L’important : c’est l’oiseau

Lorsque surviennent des intempéries, les médias formatés décrivent complaisamment les inondations, les routes verglacées, les rues enneigées, le petit ou grand froid, les sécheresses persistantes, le vent dévastateur, sans jamais mentionner les effets de ces calamités sur la faune.
Un lotissement immergé, des automobilistes en difficulté, des gamins jouant dans la neige, des viticulteurs sinistrés feront l’objet d’interminables reportages parfaitement interchangeables.
Mais l’incidence du froid, de l’enneigement, du gel des plans d’eau sur l’avifaune n’atteint jamais l’esprit étriqué des informateurs radotant.
Les médias demeurent sinistrement anthropocentriques et nullement biocentriques.
Nulle campagne d’incitation à nourrir les oiseaux en hiver. Ceux qui le font constatent un fait inquiétant. En alimentant forces mangeoires, comme je m’y adonne depuis suffisamment d’années, on mesure la raréfaction de la nature ordinaire, celle de nos parcs et jardins et,plus encore, celle des campagnes empoisonnées par l’agrochimie.

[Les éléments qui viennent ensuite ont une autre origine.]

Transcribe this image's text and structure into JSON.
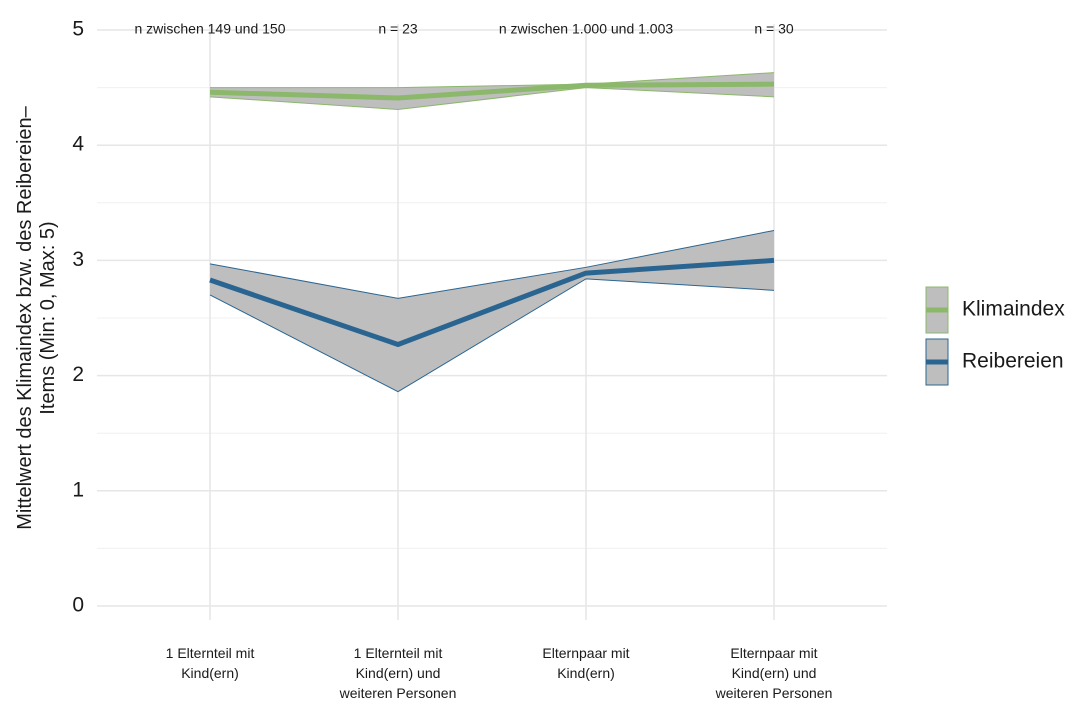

L’humain se mue en animal dénaturé, arraché de sa condition d’être vivant, il habite dans des espaces artificialisés, des univers de béton, d’acier et de verre, dépourvu de toutes formes de vies.

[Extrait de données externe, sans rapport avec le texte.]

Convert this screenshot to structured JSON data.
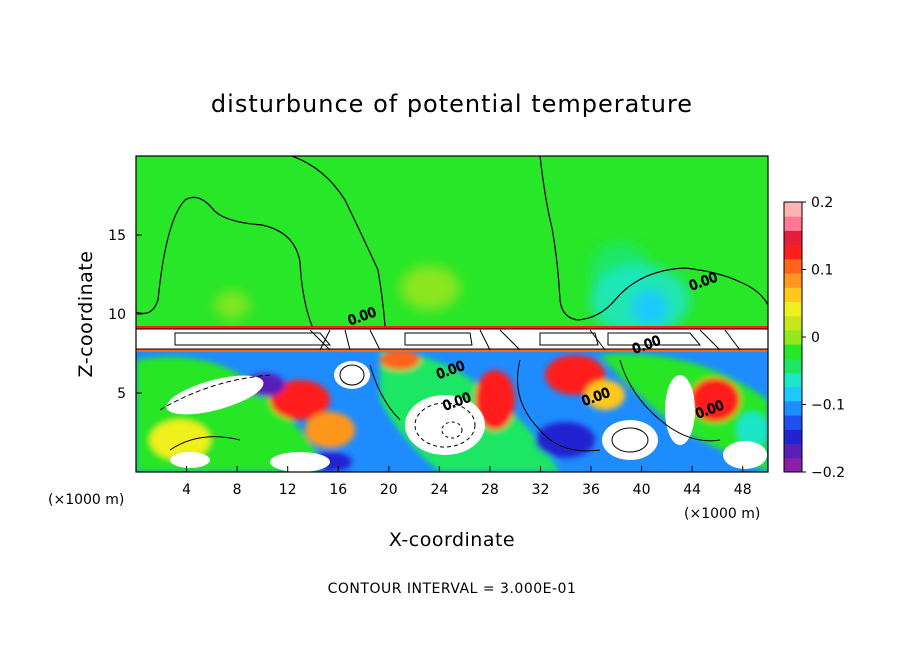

Qu’est-ce qui est le plus préoccupant dans l’univers urbain ?
La pollution ? La violence ? La ségrégation ethnique ?
Sans doute.
Mais ce qui frappe un observateur éveillé, non conditionné au nombrilisme spéciste, c’est la disparition du vivant.

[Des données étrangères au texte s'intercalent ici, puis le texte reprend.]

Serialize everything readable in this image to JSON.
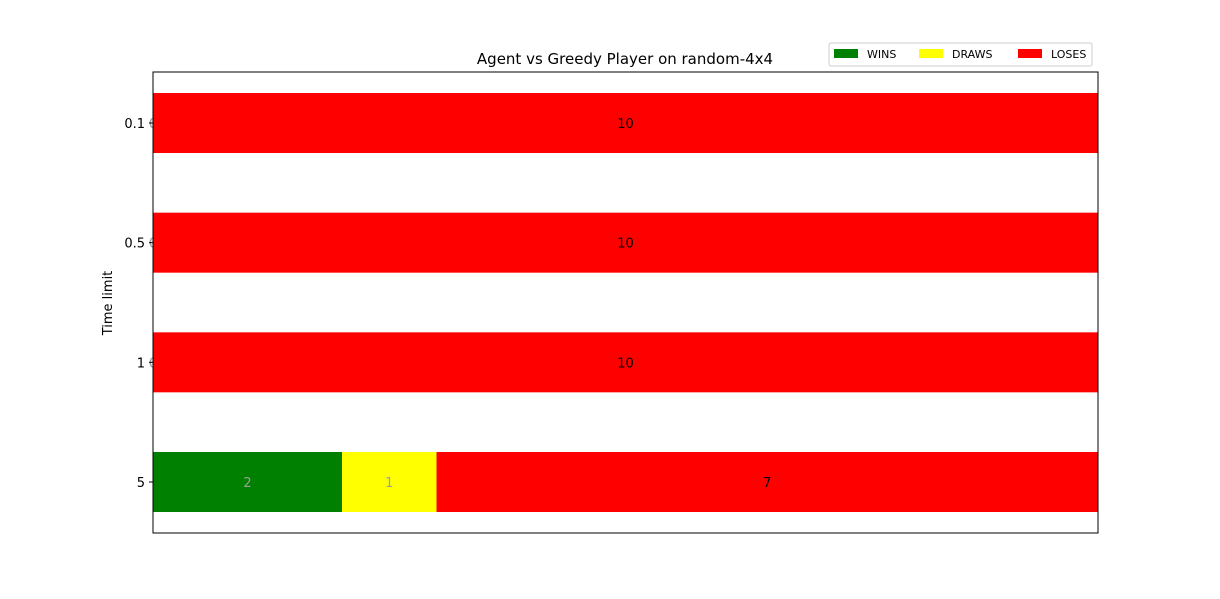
{
  "chart_data": {
    "type": "bar",
    "orientation": "horizontal",
    "stacked": true,
    "title": "Agent vs Greedy Player on random-4x4",
    "xlabel": "",
    "ylabel": "Time limit",
    "categories": [
      "0.1",
      "0.5",
      "1",
      "5"
    ],
    "series": [
      {
        "name": "WINS",
        "color": "#008000",
        "label_color": "#9e9e9e",
        "values": [
          0,
          0,
          0,
          2
        ]
      },
      {
        "name": "DRAWS",
        "color": "#ffff00",
        "label_color": "#9e9e9e",
        "values": [
          0,
          0,
          0,
          1
        ]
      },
      {
        "name": "LOSES",
        "color": "#ff0000",
        "label_color": "#000000",
        "values": [
          10,
          10,
          10,
          7
        ]
      }
    ],
    "xlim": [
      0,
      10
    ],
    "grid": false,
    "legend_placement": "top-right"
  }
}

Ce qui signe l’échec de notre civilisation, pas moins, tient à la disparition, dans les villes hostiles à la vie, des moineaux domestiques qui cohabitèrent avec les hommes durant des siècles.
Les villes deviennent des déserts d’avifaune et vous rencontrerez des hommes « nuisibles » pour ânonner que les pigeons, les moineaux et autres compagnons ailés souillent, propagent des maladies.
L’idiotie et les préjugés totalement infondés ne sont pas propagés par les oiseaux !
Pour les obscurantistes, les oiseaux ne servent à rien, les renards envahissent les périphéries des métropoles, les sangliers prolifèrent, les loups persécutent les bergers et l’homme peut aseptiser la terre pour satisfaire ses pulsions de domination, son culte du profit maximisé, pour répondre à ses besoins de violences traditionnelles.
Toutes ces idées reçues, propagées à dessein par les lobbies contre nature, sont fausses.
En marge des médias formatés, sachons que l’important, c’est l’oiseau et qu’il faut, en présence d’une innovation technologique, d’un phénomène climatique, d’un mode de production ou d’un loisir, s’interroger sur leurs conséquences pour les autres formes de vies avec lesquelles nous partageons la terre.
L’humain est criminel d’électrocuter les grands oiseaux, de piéger les passereaux cavernicoles dans les poteaux métalliques creux du téléphone, de tracer des routes en bordure de marais, de disperser des biocides dans ses cultures, de transformer les forêts en usines à bois et les montagnes en parcs à moutons, d’exploiter et de croître au détriment des autres espèces.
Puis, il y a les sadiques qui « aiment jeter du plomb dans les arbres qui chantent » (Edmond ROSTAND) et tous ceux qui par paresse morale considèrent que les tueurs participent du décor sociologique et que la chasse, la guerre, la tauromachie sont des fatalités auxquelles il convient de se résigner pour ne pas encourir le risque d’être étiqueté extrémiste .
Une révolution culturelle s’impose : il faut désormais penser à la nature.
Le poète et le scientifique ont raison : l’important, c’est l’oiseau.